Robert Gadocha wyjechał na Zachód przed dwudziestymi dziewiątymi urodzinami. Stało się to w 1975 roku – powędrował z Legii do FC Nantes.
Andrzej Strejlau wspomina: – Wielką rolę odegrała żona Gadochy, Irena.
– Jak to? – pytam Strejlaua, który był trenerem Legii w latach 1975-79.

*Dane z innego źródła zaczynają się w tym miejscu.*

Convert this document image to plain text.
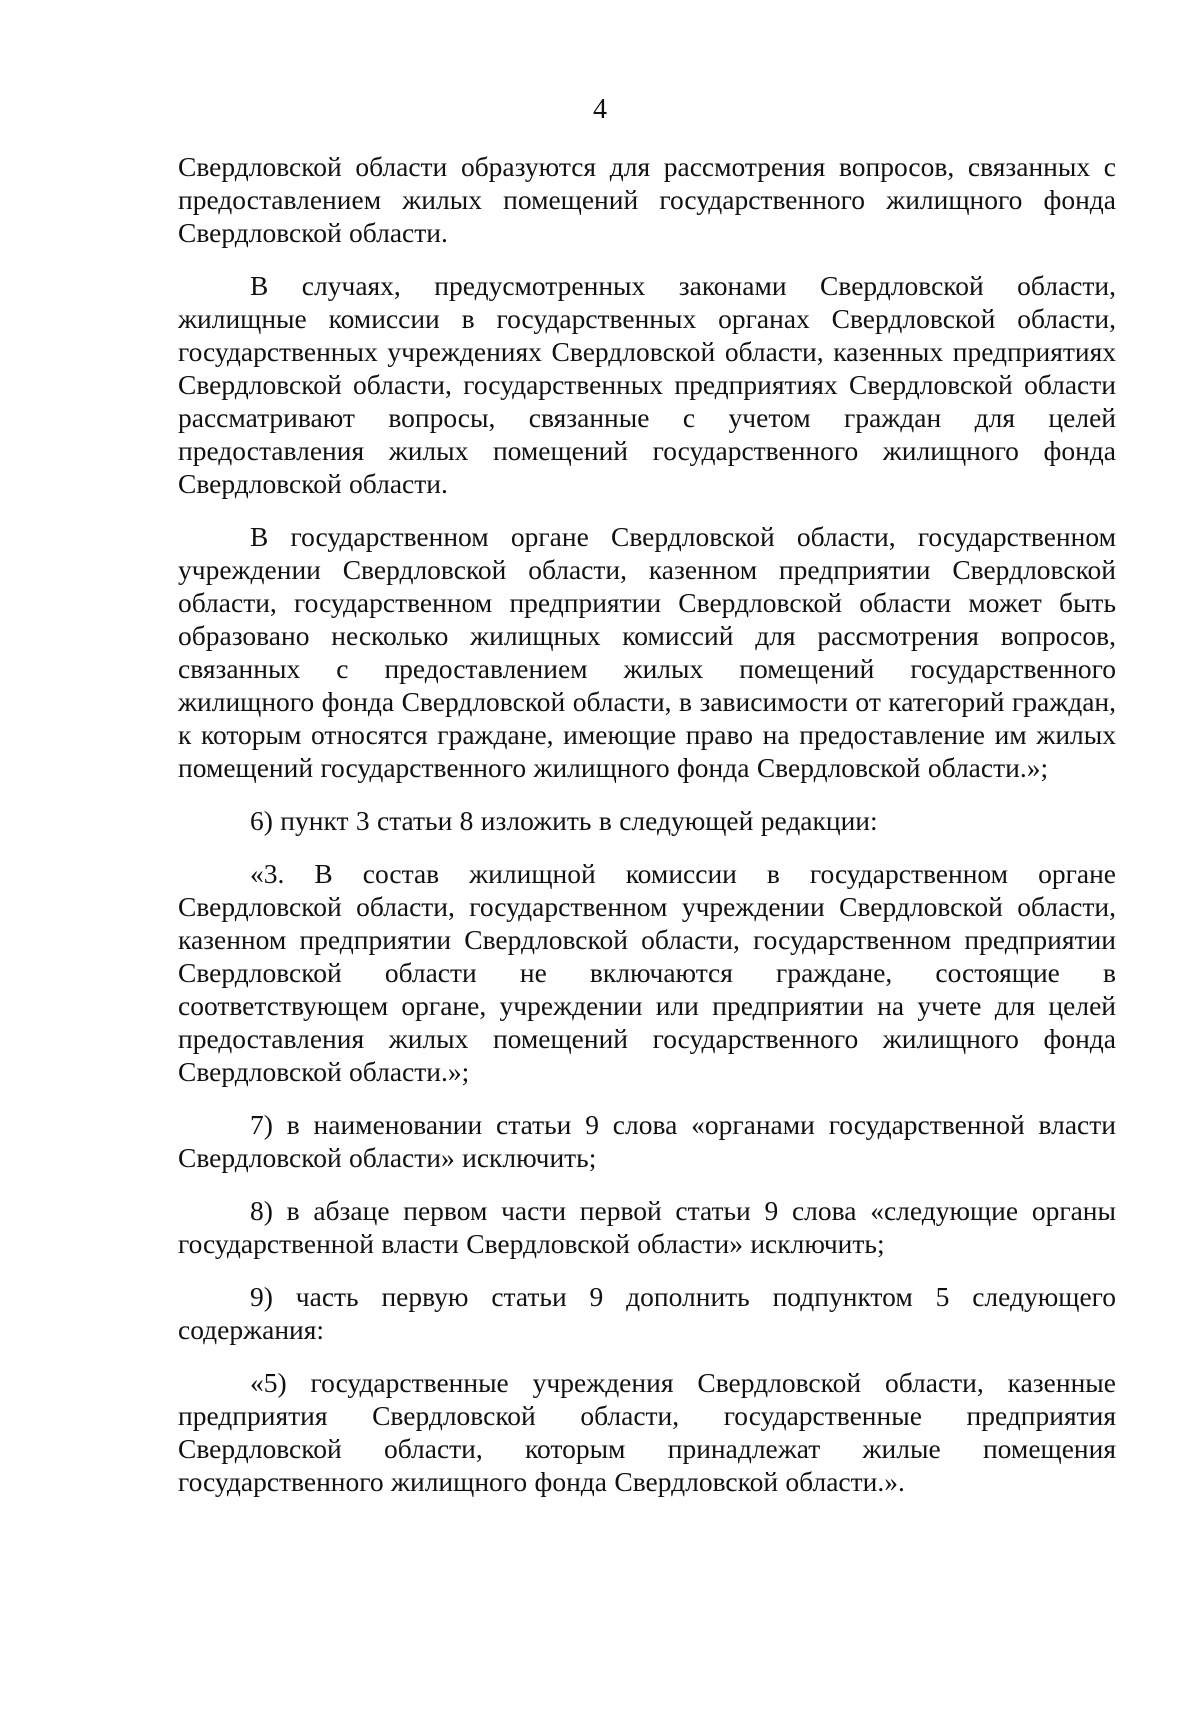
4

Свердловской области образуются для рассмотрения вопросов, связанных с предоставлением жилых помещений государственного жилищного фонда Свердловской области.

В случаях, предусмотренных законами Свердловской области, жилищные комиссии в государственных органах Свердловской области, государственных учреждениях Свердловской области, казенных предприятиях Свердловской области, государственных предприятиях Свердловской области рассматривают вопросы, связанные с учетом граждан для целей предоставления жилых помещений государственного жилищного фонда Свердловской области.

В государственном органе Свердловской области, государственном учреждении Свердловской области, казенном предприятии Свердловской области, государственном предприятии Свердловской области может быть образовано несколько жилищных комиссий для рассмотрения вопросов, связанных с предоставлением жилых помещений государственного жилищного фонда Свердловской области, в зависимости от категорий граждан, к которым относятся граждане, имеющие право на предоставление им жилых помещений государственного жилищного фонда Свердловской области.»;

6) пункт 3 статьи 8 изложить в следующей редакции:

«3. В состав жилищной комиссии в государственном органе Свердловской области, государственном учреждении Свердловской области, казенном предприятии Свердловской области, государственном предприятии Свердловской области не включаются граждане, состоящие в соответствующем органе, учреждении или предприятии на учете для целей предоставления жилых помещений государственного жилищного фонда Свердловской области.»;

7) в наименовании статьи 9 слова «органами государственной власти Свердловской области» исключить;

8) в абзаце первом части первой статьи 9 слова «следующие органы государственной власти Свердловской области» исключить;

9) часть первую статьи 9 дополнить подпунктом 5 следующего содержания:

«5) государственные учреждения Свердловской области, казенные предприятия Свердловской области, государственные предприятия Свердловской области, которым принадлежат жилые помещения государственного жилищного фонда Свердловской области.».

– Pamiętam spotkanie reprezentacji Polski w 1974 roku w pałacyku w Jabłonnnej z pierwszym sekretarzem KC PZPR, Edwardem Gierkiem. To było świętowanie mundialowego medalu. Na koniec była taka scena, że któryś z towarzyszy zapytał, czy ktoś coś jeszcze ma do towarzysza pierwszego sekretarza. I głos zabrała Irena Gadocha, która zapytała Gierka, czy zasłużeni piłkarze nie powinni wyjeżdżać na Zachód w nagrodę. Gierek przyznał jej rację.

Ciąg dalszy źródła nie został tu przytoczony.